Philosophy of the Manson Family cult

ATWA (an acronym for Air, Trees, Water, Animals and All The Way Alive) is the ecological belief system propounded by Charles Manson, who was later convicted of conspiracy to commit murder as the leader of the communal Manson Family. ATWA names the interrelated life-support systems of the Earth. Manson and his associates, most notably Lynette Fromme and Sandra Good, use the term to name the forces of life which they believe hold the balance of the Earth.

==Origins==

Manson was paroled in 1967 and found a welcoming environment in the burgeoning counterculture. Together with a small retinue of disaffected young people, he took flight from what he characterized as the "madness of the cities" and established a communal colony at the Spahn Ranch in the Santa Susana Mountains outside of Los Angeles, California. The group began to make survivalist forays into Death Valley in order to scout out more remote areas of the desert.

In September 1969, some members attempted to thwart nearby road developments by deliberately setting an expensive piece of earth moving equipment on fire. This early act of eco-terrorism occurred a number of years before the concept was popularized by Edward Abbey, Dave Foreman, and other radical environmentalists.

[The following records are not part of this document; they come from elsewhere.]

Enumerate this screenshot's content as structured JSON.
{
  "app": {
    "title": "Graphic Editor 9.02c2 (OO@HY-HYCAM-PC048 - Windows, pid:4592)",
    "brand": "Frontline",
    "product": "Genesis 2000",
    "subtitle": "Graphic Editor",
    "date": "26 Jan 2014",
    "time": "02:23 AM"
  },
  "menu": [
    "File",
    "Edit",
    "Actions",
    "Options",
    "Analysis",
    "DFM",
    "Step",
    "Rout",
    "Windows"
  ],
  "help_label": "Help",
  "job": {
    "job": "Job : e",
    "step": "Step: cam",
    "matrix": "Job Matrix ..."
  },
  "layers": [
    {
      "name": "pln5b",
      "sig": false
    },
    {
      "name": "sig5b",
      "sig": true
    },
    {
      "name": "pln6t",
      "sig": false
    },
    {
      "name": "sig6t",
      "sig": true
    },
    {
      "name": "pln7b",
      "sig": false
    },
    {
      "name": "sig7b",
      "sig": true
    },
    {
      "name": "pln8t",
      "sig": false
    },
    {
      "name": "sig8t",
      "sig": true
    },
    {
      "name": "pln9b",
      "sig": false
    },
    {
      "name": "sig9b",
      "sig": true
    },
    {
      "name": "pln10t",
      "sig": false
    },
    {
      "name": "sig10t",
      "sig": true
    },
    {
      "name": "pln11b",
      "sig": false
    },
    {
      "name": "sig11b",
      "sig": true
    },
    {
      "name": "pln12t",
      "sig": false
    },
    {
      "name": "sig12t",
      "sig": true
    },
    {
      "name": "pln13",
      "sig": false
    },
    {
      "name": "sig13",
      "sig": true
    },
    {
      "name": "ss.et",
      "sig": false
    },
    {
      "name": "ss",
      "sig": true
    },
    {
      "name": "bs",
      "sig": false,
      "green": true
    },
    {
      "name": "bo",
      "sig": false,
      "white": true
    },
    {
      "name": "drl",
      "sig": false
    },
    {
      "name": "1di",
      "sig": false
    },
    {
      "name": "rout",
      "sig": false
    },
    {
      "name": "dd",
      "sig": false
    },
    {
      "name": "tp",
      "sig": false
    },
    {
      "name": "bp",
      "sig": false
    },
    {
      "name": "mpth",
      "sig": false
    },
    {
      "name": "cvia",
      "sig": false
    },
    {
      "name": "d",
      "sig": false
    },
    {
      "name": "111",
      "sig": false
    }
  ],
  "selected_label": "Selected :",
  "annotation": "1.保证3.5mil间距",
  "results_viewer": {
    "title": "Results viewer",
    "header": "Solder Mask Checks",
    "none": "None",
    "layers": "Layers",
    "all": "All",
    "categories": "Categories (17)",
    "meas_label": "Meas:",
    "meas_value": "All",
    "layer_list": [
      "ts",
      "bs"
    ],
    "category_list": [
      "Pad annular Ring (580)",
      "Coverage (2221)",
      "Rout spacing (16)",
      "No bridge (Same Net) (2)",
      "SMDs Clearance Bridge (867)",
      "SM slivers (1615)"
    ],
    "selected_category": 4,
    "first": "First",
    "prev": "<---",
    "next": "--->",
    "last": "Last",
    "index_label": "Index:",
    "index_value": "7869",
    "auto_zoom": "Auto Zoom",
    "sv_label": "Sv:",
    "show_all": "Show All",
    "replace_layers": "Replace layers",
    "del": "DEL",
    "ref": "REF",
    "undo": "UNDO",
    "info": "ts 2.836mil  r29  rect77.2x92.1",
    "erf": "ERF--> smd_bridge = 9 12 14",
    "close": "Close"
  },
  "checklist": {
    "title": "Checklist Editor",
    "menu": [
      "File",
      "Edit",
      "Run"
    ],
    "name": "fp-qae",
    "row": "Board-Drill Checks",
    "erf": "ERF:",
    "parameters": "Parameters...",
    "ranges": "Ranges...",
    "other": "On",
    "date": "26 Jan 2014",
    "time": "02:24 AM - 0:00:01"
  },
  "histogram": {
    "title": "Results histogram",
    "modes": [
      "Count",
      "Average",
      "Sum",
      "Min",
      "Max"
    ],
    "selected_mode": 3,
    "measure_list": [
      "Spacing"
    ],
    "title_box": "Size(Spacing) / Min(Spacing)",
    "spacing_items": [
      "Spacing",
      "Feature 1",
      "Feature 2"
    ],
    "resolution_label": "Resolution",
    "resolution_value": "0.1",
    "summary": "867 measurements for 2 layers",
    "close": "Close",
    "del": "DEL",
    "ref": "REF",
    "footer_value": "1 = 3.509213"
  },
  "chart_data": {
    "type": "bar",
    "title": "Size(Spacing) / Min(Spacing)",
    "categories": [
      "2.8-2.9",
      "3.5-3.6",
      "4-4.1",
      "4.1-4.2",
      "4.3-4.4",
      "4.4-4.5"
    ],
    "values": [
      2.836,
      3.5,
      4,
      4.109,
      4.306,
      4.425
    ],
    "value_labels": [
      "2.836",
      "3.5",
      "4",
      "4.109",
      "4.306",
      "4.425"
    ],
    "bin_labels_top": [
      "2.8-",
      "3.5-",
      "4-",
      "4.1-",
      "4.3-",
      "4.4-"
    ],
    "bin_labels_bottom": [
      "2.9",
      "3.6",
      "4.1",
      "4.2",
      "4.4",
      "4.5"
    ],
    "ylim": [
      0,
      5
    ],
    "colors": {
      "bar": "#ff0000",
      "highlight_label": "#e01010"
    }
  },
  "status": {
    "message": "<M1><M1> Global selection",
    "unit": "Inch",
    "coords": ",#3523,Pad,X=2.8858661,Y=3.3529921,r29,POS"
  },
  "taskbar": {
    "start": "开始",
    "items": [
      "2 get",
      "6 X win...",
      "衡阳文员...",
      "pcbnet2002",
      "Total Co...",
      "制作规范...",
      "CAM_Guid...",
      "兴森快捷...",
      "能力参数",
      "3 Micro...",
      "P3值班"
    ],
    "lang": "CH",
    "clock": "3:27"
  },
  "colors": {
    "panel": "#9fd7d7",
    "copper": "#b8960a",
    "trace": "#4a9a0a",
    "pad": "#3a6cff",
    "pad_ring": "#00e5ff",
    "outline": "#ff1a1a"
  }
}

==Lynette Fromme and Sandra Good==
In the years following Manson's conviction and imprisonment for conspiracy to commit the murders of seven people, Lynette Fromme and Sandra Good became increasingly active in their efforts to raise awareness of the present system's failure to properly steward the Earth.

In 1975, Lynette Fromme was found guilty of the attempted assassination of then-president Gerald Ford. While questioned in custody she was asked why she had pointed the gun; she stated, "I stood up and waved a gun (at Ford) for a reason, I was so relieved not to have to shoot it, but, in truth, I came to get life. Not just my life but clean air, healthy water and respect for creatures and creation." In August 2009, Fromme was released from federal prison after serving 34 years.

Sandra Good was imprisoned for 10 years for conspiracy to send threatening letters to corporate executives unless their corporations ceased polluting the environment. After her release in 1985, Good led a campaign against International Paper Co., which she said was harming Lake Champlain.

==In popular culture==
Metal band System of a Down has a song named "ATWA" on their 2001 album Toxicity.

In the movie Manson Family Vacation (2015), the character Conrad wants to be a member of an environmental organization based on the ATWA philosophy.